Les propositions les plus dures sont évoquées par ses membres: pétition contre le droit de vote aux étrangers, suppression de la binationalité, interdiction des grèves pendant les périodes de vacances, pénalisation des «outrages et insultes à la nation française et au fait d'être Français». Certaines sont même reprises par la majorité (le fichage des allocataires sociaux, le rapport sur l'ampleur des fraudes sociales en France du député Dominique Tian). Le 25 octobre, lors de l'examen du projet de loi de financement de la sécurité sociale (PLFSS), le gouvernement a suivi cette aile droite de la majorité en annonçant de nouvelles mesurespour sanctionner plus durement les fraudeurs.

La lutte contre la fraude sociale, c'est précisément le cheval de bataille de Laurent Wauquiez, pour qui «l'assistanat» est «le cancer de la société». En avril, le ministre de l'enseignement supérieur avait proposé de faire travailler les bénéficiaires du RSA en contrepartie de leur allocation. Une idée reprise par le rapport Daubresse cinq mois plus tard. Ses dernières propositions? Réserver une partie des logements sociaux à ceux qui travaillent (alors même que c'est déjà le cas), supprimer les stock-options, interdire les hausses de rémunérations des patrons qui suppriment des emplois, imposer à toute personne vivant plus de trois mois en France d'y payer ses impôts (contre six mois aujourd'hui).

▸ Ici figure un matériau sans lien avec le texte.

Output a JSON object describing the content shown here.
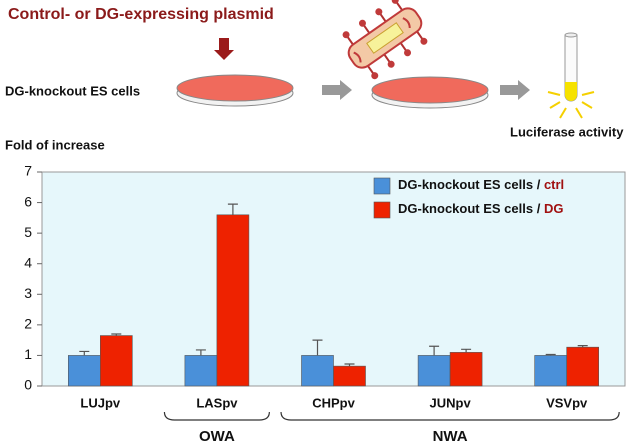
{
  "header": {
    "plasmid": "Control- or DG-expressing plasmid",
    "cells": "DG-knockout ES cells",
    "readout": "Luciferase activity"
  },
  "chart_data": {
    "type": "bar",
    "y_label": "Fold of increase",
    "categories": [
      "LUJpv",
      "LASpv",
      "CHPpv",
      "JUNpv",
      "VSVpv"
    ],
    "series": [
      {
        "name": "DG-knockout ES cells / ctrl",
        "color": "#4a90d9",
        "values": [
          1,
          1,
          1,
          1,
          1
        ],
        "errors": [
          0.13,
          0.18,
          0.5,
          0.3,
          0.03
        ]
      },
      {
        "name": "DG-knockout ES cells / DG",
        "color": "#ee2200",
        "values": [
          1.65,
          5.6,
          0.65,
          1.1,
          1.27
        ],
        "errors": [
          0.05,
          0.35,
          0.07,
          0.1,
          0.05
        ]
      }
    ],
    "ylim": [
      0,
      7
    ],
    "yticks": [
      0,
      1,
      2,
      3,
      4,
      5,
      6,
      7
    ],
    "legend": "upper right",
    "groups": [
      {
        "label": "OWA",
        "color": "#1a2a8a",
        "members": [
          "LASpv"
        ]
      },
      {
        "label": "NWA",
        "color": "#a01010",
        "members": [
          "CHPpv",
          "JUNpv",
          "VSVpv"
        ]
      }
    ]
  }
}
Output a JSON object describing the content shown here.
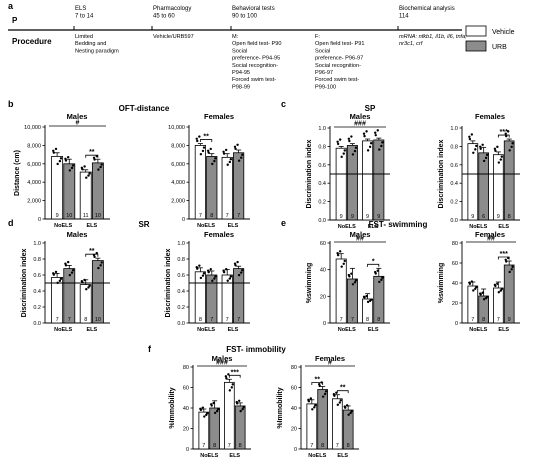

Avec cette formule, toujours la même, soufflée par Guillaume Peltier: «les profiteurs du haut, les profiteurs du bas».

Une idée que l'on retrouve mot pour mot dans la bouche de Marine Le Pen (lire notre enquête). Ce n'est pas un hasard non plus si le chef de l'Etat se met lui aussi à marteler ce message: lors de son allocution télévisée du 27 octobre, dans ses déplacements à travers la France (lire notre décryptage et notre reportage de sa visite en Mayenne).

Avec cette stratégie des quatre droites, Nicolas Sarkozy peut couvrir tout le spectre politique de la droite, du centre à l'extrême droite. Mais certains ténors 
du parti s'inquiètent d'une possible «balkanisation». "L'erreur de cette législature, c'est d'avoir accepté les chapelles. Aujourd'hui, on n'entend plus que les chapelles et on ne sait plus quelle est la ligne de l'UMP», se plaignait un responsable parlementaire UMP, après la réunion des libéraux. Jean-François Copé marche sur des œufs, il assure que ce ne sont pas des «courants» mais juste «des sensibilités». Nicolas Sarkozy s'en moque. Après 2012, qu'il gagne ou qu'il perde, il n'aura plus besoin de la machine UMP.